The English verb on the sign you carried on May 1, 1909, “Abolish child slavery,” was twinned in Yiddish with an adverbial construction: anider mit, “down with.” Strictly speaking, the verb was optional.
So if we readers of that twinned imperative stop reading there, just at abolish, and then further generalize the verb from transitive to intransitive, it can be detached from its sentence. One May Day 1909 the sentence had specifically to do with American labor history, but in isolation its verb becomes half of a new, ahistorical unit of meaning. It no longer means topically, in regard to other words utterable in 1909, but forever, in regard to you in your now seen image. “Abolish,” said the word in the lower half of your image, and by not repeating itself in the upper half where you lived in 1909, it silenced that upper. There, in your half, you will never open your mouth to cry “Abolish!” In relation to each other, you and the possibility of abolition will forever be still unravished brides.

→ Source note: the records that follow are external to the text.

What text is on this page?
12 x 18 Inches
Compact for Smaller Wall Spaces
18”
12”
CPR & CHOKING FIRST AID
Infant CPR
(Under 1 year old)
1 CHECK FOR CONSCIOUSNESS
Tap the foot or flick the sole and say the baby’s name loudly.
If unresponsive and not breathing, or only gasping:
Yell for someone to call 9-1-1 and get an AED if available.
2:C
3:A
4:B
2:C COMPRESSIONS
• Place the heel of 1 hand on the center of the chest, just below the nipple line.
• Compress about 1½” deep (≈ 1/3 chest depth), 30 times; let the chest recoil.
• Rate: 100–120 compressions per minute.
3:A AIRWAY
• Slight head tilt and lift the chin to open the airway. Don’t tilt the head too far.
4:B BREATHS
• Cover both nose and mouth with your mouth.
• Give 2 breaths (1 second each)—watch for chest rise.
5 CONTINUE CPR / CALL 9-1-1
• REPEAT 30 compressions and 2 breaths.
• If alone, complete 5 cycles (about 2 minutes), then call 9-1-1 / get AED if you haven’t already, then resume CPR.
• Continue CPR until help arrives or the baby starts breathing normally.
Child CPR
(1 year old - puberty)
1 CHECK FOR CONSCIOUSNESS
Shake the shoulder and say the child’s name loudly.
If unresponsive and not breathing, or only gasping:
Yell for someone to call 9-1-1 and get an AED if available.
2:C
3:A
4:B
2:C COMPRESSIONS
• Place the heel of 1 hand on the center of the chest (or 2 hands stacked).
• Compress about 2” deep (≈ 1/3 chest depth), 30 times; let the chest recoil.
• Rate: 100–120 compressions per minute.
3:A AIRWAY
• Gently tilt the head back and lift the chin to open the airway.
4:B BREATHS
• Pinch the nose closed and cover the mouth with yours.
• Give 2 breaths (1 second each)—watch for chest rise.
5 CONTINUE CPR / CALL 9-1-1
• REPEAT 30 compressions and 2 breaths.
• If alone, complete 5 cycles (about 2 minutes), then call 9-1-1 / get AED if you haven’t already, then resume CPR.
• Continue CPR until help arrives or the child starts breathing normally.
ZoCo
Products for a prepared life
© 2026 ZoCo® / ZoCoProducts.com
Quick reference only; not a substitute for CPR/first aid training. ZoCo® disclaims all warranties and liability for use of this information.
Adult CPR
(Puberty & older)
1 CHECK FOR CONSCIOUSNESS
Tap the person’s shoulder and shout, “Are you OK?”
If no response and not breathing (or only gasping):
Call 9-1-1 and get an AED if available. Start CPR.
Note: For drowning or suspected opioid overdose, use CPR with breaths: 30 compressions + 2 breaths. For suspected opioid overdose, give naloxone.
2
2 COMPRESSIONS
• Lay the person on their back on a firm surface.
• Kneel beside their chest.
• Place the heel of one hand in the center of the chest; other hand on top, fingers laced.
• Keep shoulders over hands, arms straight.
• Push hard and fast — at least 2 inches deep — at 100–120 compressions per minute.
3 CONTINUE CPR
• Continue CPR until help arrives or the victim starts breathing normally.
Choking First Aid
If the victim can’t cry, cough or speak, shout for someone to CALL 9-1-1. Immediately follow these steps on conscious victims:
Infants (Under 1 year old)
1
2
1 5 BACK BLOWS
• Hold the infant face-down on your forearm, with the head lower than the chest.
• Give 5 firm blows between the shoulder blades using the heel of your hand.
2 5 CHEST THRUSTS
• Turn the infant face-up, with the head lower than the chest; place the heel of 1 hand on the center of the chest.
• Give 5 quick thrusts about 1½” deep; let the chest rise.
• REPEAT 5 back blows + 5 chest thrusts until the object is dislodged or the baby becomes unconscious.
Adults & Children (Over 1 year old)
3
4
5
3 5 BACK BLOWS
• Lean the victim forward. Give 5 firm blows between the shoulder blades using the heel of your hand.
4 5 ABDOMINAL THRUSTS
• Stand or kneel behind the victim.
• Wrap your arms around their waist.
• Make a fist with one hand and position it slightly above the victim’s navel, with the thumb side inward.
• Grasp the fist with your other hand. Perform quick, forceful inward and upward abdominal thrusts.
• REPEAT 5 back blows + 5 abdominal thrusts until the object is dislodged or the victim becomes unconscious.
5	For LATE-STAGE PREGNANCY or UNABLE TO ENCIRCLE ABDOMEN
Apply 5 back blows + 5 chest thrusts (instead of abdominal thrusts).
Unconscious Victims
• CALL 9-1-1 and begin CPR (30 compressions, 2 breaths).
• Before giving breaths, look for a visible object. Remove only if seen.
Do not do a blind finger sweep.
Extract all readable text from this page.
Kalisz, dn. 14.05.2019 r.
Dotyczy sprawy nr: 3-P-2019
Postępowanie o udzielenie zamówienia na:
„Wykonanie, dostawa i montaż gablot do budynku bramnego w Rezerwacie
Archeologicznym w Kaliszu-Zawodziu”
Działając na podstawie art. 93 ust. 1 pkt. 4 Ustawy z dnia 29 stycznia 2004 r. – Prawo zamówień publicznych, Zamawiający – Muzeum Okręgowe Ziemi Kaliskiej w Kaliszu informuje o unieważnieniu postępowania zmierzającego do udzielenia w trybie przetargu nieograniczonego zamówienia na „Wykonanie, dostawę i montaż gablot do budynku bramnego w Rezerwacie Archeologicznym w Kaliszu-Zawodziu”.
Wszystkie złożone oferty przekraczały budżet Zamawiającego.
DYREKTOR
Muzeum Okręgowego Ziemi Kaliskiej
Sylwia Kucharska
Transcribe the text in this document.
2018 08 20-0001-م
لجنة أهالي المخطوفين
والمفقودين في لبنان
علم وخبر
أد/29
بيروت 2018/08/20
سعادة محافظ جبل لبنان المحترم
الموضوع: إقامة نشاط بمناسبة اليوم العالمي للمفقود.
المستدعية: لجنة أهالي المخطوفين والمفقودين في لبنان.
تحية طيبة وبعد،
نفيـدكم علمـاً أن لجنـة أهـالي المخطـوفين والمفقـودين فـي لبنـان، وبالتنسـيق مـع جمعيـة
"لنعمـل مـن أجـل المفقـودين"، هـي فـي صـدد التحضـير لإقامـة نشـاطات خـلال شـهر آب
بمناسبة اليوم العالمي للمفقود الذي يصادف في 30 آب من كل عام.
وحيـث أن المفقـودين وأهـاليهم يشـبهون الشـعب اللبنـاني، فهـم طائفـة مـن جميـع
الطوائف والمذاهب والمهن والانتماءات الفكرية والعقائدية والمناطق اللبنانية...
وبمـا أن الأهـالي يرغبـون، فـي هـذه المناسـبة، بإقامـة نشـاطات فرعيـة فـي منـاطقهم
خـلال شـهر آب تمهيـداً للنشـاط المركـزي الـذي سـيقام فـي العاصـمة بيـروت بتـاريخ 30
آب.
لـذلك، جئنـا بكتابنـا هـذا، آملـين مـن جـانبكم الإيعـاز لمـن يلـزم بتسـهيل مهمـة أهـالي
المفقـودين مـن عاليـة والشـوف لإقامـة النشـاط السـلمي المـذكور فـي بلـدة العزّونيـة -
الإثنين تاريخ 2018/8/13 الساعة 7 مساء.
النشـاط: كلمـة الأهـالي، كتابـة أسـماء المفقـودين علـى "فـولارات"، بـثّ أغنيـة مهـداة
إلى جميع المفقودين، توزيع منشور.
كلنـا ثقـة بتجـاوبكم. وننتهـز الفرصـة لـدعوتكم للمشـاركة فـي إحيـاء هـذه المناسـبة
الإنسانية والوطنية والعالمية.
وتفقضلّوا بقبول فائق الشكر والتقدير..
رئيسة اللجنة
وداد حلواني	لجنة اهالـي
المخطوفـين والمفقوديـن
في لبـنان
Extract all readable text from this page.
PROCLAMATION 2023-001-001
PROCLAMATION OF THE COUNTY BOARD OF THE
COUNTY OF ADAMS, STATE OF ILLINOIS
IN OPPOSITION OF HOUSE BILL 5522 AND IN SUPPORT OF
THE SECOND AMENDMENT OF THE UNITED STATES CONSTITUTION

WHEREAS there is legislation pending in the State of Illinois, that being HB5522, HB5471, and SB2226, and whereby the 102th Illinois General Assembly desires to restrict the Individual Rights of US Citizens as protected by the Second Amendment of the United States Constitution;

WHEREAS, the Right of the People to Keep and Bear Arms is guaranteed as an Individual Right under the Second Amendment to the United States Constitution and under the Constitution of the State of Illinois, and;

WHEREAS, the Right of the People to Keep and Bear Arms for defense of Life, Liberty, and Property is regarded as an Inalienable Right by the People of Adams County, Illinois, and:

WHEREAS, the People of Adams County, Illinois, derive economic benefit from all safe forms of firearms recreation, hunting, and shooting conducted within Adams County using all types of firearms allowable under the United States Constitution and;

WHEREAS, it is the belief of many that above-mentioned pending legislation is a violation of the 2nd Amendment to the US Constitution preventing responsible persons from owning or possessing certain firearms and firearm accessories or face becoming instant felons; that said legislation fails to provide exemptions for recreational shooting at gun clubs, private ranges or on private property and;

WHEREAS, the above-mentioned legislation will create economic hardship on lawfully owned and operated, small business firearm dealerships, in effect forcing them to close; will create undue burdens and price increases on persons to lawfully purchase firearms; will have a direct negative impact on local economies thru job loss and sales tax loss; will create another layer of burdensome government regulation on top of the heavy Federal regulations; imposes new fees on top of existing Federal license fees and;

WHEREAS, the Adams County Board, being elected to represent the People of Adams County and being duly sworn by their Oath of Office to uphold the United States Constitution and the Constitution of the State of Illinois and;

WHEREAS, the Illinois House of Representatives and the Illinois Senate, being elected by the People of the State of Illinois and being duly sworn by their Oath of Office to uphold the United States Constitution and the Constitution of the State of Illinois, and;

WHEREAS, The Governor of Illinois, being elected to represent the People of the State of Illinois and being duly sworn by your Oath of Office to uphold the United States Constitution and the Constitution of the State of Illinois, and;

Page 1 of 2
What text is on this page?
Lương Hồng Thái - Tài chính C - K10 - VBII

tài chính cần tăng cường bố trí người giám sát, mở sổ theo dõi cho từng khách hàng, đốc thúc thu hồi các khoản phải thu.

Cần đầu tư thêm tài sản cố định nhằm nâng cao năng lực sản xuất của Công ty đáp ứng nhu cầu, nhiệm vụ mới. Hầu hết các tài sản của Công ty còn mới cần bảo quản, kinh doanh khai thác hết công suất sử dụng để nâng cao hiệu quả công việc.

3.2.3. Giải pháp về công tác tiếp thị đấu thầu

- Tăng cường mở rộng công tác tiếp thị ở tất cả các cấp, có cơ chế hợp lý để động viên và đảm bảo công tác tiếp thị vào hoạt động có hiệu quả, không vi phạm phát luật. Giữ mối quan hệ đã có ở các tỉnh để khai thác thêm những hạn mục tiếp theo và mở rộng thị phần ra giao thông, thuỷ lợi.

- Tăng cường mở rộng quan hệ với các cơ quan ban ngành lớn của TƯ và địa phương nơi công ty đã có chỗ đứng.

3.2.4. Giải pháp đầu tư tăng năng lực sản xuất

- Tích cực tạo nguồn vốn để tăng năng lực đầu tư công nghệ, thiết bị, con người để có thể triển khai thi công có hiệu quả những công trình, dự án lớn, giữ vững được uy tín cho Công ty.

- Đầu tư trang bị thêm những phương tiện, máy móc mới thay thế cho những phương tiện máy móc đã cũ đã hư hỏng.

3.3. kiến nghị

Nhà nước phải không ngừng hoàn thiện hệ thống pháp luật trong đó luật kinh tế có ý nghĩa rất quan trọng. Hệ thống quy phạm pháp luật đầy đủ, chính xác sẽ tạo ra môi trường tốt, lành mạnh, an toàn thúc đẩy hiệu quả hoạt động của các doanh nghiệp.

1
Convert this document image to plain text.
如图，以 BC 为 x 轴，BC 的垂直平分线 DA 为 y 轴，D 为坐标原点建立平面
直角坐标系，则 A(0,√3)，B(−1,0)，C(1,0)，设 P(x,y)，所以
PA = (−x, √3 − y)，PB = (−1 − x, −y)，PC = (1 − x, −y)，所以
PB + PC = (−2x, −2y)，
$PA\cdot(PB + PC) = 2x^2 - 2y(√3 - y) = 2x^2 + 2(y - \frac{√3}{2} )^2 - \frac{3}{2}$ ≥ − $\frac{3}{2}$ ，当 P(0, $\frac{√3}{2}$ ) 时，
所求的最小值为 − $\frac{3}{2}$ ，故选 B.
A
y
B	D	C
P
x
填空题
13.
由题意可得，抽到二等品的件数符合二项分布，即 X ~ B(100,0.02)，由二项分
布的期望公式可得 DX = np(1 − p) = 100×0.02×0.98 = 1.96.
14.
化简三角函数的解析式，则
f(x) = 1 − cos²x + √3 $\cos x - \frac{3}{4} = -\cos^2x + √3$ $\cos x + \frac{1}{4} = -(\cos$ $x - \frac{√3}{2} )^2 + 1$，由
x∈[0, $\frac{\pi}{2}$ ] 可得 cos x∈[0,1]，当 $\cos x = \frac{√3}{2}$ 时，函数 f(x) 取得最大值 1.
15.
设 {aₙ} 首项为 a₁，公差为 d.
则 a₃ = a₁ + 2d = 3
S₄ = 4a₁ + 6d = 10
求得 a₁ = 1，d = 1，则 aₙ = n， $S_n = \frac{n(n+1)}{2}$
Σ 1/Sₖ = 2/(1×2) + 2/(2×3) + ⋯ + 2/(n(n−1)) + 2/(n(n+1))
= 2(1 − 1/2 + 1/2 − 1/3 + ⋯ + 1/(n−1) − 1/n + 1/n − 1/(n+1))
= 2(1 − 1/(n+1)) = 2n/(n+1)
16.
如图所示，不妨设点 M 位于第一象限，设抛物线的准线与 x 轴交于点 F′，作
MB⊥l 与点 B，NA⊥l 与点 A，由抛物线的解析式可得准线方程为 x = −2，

But from now on, the word abolish in this image will no longer have a meaning separable from you as you were in 1909. Having once read your image and your word as one, your fans forever after are going to know abolish as a composite of its letters and your smiling, closed mouth. Because the word will never again have a meaning separate from you, it will postpone your own abolition, forever. Because a word’s letters enfold your body in undying language, you with your mother-bird pin are never going to die.